I'd favor a change in the law, even downtown. But it will take til after I am likely dead to see the necessary changes result.
Labels: historic preservation, intensification of land use, sustainable land use and resource planning, urban design/placemaking
6 Comments:
Well, as usual you bring an adult perspective to this.
Time is always the biggest unstated equation here. As in short term/long term. And I agree, it will be very long term.
In terms of the agglomeration economies, I think you are overstating the case here.
Look at the list of private employers in DC. All hospital and education in the top 10. Most are tax-exempt.
(you get a sense when Living Social, with something like 800 employees in DC, is considered one of the largest "private" employers, in one place. Advisory Board is another.
Then look at the region -- who are the big employers. Again, healthcare and then defense contrators.
After that, you're back in law firm terrority. Hogan was maybe 800 people in DC. Other firms total in the 600+ range - and I am including support staff.
As I said on GGW, well over half of "Downtown DC" employemnet is federal, World Bank, or diplomatic. Federal consultants are another huge chunk, and they work in federa building.
And the reason you don't have agglomeration here isn't the real estate -- is the the occupations.
All the height limit could do, at best, is get various defense contractors to move from Vienna into DC. They do move out to Tysons because it is cheap.
Name a few firms here that aren't "takers." Corproate Executive Board and Advisory Board. Microstragy. Mariott. And now HIlton and VW although their head count is very very low.
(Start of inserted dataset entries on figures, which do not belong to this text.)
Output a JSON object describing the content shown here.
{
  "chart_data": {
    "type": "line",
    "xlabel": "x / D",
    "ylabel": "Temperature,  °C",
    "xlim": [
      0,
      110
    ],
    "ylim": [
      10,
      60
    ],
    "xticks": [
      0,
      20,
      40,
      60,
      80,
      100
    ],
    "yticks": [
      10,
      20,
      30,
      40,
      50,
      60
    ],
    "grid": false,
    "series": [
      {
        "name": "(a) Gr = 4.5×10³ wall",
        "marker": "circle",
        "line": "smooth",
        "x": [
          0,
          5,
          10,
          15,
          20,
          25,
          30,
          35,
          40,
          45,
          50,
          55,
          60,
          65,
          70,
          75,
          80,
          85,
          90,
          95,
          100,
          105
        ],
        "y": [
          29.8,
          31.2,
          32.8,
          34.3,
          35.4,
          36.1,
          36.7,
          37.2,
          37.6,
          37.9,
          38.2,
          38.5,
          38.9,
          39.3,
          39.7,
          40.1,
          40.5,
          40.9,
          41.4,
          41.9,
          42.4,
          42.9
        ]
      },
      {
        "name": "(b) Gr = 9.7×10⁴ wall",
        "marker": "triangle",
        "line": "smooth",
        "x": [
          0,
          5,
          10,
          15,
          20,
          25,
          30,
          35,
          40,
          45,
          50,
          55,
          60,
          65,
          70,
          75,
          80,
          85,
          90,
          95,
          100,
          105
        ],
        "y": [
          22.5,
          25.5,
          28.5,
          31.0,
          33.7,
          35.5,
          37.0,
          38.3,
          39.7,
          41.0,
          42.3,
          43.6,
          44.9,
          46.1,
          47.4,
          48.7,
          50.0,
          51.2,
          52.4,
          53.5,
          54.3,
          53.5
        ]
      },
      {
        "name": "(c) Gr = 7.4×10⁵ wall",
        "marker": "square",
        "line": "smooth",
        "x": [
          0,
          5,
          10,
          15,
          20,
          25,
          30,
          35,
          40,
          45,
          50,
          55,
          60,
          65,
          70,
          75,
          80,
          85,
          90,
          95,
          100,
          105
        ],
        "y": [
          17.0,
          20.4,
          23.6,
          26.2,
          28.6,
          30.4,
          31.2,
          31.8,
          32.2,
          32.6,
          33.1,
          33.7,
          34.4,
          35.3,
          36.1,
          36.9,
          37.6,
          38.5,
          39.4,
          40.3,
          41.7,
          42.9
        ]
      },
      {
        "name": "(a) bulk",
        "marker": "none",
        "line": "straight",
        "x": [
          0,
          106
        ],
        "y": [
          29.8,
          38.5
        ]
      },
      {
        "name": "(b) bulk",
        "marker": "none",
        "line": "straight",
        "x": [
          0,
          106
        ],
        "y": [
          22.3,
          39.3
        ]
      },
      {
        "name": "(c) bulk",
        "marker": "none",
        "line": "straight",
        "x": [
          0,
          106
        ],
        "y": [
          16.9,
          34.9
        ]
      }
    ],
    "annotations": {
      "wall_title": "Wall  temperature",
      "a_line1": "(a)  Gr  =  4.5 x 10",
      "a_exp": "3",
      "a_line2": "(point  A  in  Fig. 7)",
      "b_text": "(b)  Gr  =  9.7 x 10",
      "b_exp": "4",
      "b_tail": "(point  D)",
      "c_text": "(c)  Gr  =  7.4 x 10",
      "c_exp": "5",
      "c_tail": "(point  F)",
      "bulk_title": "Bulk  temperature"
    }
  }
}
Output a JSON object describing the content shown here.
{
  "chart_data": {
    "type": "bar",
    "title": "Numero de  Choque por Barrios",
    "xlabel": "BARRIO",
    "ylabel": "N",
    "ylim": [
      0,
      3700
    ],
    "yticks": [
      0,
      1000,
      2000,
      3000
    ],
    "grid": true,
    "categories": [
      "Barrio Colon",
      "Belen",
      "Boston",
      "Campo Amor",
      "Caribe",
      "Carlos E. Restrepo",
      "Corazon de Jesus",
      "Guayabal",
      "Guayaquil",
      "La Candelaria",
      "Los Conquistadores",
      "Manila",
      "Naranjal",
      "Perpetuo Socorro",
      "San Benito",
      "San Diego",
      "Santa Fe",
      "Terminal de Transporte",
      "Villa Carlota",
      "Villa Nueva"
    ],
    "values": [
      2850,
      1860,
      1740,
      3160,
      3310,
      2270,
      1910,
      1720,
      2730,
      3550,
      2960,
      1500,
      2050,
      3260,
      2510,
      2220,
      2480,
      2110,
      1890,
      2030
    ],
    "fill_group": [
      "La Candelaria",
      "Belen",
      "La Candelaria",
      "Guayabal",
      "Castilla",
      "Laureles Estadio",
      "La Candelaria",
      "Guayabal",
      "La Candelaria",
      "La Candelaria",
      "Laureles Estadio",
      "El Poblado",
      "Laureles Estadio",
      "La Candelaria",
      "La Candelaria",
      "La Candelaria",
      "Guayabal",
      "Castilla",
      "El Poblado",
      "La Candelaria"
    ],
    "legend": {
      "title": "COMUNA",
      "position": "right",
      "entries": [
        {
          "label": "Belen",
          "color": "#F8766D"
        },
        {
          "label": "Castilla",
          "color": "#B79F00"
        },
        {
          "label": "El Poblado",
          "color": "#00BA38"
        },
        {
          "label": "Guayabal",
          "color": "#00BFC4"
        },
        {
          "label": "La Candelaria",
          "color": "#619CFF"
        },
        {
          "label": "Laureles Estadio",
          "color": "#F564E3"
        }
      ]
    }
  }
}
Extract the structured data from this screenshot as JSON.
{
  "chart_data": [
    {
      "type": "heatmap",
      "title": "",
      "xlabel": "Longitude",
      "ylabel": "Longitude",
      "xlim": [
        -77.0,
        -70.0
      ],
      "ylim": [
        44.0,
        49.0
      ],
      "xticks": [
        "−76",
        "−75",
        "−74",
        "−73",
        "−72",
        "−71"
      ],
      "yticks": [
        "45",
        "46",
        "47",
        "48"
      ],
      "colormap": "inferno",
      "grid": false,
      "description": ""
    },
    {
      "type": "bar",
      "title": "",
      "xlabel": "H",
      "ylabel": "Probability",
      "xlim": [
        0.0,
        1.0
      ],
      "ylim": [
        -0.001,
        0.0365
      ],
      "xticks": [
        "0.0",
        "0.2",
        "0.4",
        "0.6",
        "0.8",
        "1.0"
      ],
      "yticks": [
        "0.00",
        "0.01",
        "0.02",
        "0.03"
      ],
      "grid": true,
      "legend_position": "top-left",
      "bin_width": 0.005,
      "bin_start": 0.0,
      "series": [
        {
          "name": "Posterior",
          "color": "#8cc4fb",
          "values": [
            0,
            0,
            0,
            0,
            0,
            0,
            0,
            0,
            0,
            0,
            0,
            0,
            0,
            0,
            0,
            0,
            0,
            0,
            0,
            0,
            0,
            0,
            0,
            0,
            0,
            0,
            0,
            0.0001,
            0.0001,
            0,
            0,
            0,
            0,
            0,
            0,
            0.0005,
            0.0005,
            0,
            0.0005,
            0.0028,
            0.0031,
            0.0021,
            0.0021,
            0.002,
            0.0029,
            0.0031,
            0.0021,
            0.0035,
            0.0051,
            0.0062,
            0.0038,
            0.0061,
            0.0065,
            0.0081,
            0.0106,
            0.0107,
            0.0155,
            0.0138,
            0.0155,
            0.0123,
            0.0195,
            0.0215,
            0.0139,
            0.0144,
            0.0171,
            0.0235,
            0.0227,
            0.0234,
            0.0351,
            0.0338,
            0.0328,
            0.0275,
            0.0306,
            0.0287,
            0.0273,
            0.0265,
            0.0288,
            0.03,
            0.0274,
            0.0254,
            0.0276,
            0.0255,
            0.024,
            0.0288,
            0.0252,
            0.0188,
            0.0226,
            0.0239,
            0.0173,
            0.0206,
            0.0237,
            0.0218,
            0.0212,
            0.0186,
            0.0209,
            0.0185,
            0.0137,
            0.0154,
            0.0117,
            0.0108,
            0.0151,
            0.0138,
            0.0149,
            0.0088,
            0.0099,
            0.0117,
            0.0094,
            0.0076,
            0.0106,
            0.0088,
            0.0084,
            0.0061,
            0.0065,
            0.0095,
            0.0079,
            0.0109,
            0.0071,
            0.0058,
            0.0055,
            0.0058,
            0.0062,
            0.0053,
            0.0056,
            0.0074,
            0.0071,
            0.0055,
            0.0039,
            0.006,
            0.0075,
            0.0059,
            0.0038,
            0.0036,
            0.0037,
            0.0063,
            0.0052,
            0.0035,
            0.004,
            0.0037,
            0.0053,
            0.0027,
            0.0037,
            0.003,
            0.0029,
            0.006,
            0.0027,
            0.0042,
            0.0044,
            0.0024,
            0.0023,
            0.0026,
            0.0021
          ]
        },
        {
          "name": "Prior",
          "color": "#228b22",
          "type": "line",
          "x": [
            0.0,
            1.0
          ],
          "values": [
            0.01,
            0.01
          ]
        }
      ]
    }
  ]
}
For almost everyone else, there is a value add to being close to the feds. In the case of the biggest -- defense contractors -- being close to the Pentagon, Mark Center, Ft. Belvoir and Ft. Meade.
Oh yeh, no question about the federal interest and maybe even about my overstating the case.
E.g., takers include telecommunications (DARPA, DOD, FCC) and MCI/WorldCom, PSINet, AOL, BellAtlantic even (Verizon isn't based in NoVA like Bell Atlantic was).
I am not necessarily talking about "huge" businesses, but lots more smaller knowledge based businesses, along with a lot more arts uses, etc. (E.g., in Minneapolis a few years ago, the alternative weekly had lots of ads for music rehearsal studio spaces in under used warehouse buildings.)
There are other issues involved in industrial ecologies and the business ecosystem though. E.g., I remember reading an obit for a CUA engineering professor and how he started lots of businesses, but based in Howard County, where he lived.
again, the aggloermation exists but only because of the feds. Take Nextel,for instance. They started because of the Jones/Day telecom law department realized they could buy taxi radio licences instead of the A/B block lotteries. Or MCI, when it was on 19th st, so they could be next to the FCC.
AOL is one example contra that, and also Dan Synder. There are others.
The biggest reason I've heard tech poeple move out to Tysons is the savings on parking.
Really the same problem as SF; DC is just becoming the consumption capital of the region, but the real economy exists outside of it.